Ельцов повернулся и пошел через улицу.
— Гнилой ты! Гнилой! — в спину ему крикнул главный.
Но Ельцов уже перешел улицу. И она, как пограничная река, вновь разделила прошлое и настоящее. На той стороне осталась редакция с бегущей на фронтоне строкой, повествующей, что народ и партия едины, главный редактор с алым депутатским значком на лацкане номенклатурного костюма, утренние мрачные мысли.
Он перешел реку и шагнул в другой мир. И в мире этом стояли у памятника Пушкину «часовые любви», в нетерпеливом ожидании сидели на лавочках хитроглазые пожилые дамы, забавный парень в джинсах играл с ушастой таксой.
— Ушел, оставив за собой выжженную землю, — вслух подумал Ельцов.
— Вы это мне? — повернулась к нему миловидная женщина.
— Нет. Я просто вспомнил Пушкина.
— Что-то я не припоминаю этих строк.
— Я тоже.
Он быстро шел по улице Горького. Миновал ресторан ВТО, Елисеевский и свернул в Козицкий переулок.

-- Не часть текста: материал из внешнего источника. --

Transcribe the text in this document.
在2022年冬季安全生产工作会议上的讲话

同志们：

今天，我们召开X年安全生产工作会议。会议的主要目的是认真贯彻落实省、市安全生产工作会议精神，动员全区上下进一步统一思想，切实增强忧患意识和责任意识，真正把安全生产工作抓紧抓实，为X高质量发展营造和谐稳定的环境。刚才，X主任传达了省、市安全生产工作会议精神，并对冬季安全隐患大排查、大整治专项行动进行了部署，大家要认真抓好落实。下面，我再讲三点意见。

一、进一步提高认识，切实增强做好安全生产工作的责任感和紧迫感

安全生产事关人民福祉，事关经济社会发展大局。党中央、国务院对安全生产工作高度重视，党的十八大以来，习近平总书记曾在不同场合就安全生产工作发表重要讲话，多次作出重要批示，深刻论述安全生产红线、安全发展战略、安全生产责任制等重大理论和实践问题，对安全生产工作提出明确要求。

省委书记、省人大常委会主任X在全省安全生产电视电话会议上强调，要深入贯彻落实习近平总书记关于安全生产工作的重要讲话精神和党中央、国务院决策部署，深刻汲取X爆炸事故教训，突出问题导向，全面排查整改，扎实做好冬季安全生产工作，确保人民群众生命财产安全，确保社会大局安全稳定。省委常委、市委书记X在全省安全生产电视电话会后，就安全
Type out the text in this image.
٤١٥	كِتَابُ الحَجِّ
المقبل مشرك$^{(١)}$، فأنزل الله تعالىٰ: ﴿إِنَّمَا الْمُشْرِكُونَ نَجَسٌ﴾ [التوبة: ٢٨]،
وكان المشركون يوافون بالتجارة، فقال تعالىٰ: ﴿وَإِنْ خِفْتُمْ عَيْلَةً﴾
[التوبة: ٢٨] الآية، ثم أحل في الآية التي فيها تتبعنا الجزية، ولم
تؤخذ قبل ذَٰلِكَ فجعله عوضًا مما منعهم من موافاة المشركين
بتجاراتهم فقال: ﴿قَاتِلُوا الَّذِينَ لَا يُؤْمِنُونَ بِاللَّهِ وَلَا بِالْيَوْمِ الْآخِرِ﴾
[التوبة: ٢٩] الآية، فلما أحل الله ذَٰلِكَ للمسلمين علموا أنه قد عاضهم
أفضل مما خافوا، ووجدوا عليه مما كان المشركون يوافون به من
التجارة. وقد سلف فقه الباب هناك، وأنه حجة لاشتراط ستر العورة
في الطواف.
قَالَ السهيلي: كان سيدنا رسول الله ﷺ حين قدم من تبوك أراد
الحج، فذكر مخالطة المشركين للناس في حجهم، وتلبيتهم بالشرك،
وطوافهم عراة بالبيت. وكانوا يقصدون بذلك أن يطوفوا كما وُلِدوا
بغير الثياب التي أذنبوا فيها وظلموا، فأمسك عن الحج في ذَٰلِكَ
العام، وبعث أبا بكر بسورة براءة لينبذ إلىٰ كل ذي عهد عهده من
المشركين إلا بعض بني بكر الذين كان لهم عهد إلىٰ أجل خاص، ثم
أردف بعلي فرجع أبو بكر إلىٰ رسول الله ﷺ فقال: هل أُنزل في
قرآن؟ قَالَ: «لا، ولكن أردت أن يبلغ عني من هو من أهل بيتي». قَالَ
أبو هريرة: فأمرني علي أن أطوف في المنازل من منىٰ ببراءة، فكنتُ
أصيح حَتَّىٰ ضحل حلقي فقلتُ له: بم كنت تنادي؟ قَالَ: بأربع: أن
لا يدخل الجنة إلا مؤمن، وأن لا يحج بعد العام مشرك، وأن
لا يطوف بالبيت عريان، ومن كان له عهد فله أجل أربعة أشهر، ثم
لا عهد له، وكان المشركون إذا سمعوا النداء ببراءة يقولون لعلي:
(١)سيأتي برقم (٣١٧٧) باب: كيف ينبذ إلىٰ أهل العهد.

Золотой жил на Вахрушенке. Когда-то это был самый жиганский центровой район. Много лет назад, до всяких там революций и прочих неприятностей, купец Вахрушин построил здесь доходные дома. Селился в них небогатый служивый люд, хозяева мелких лавочек. В глухих закоулках бесконечного двора, соединенного арками, жили московские люмпены: мелкие ремесленники, извозчики, трактирные половые, банщики.
Дурная слава была у Вахрушенки. Пережила она революции и войны и осталась все тем же жиганским местом в самом центре столицы развитого социализма.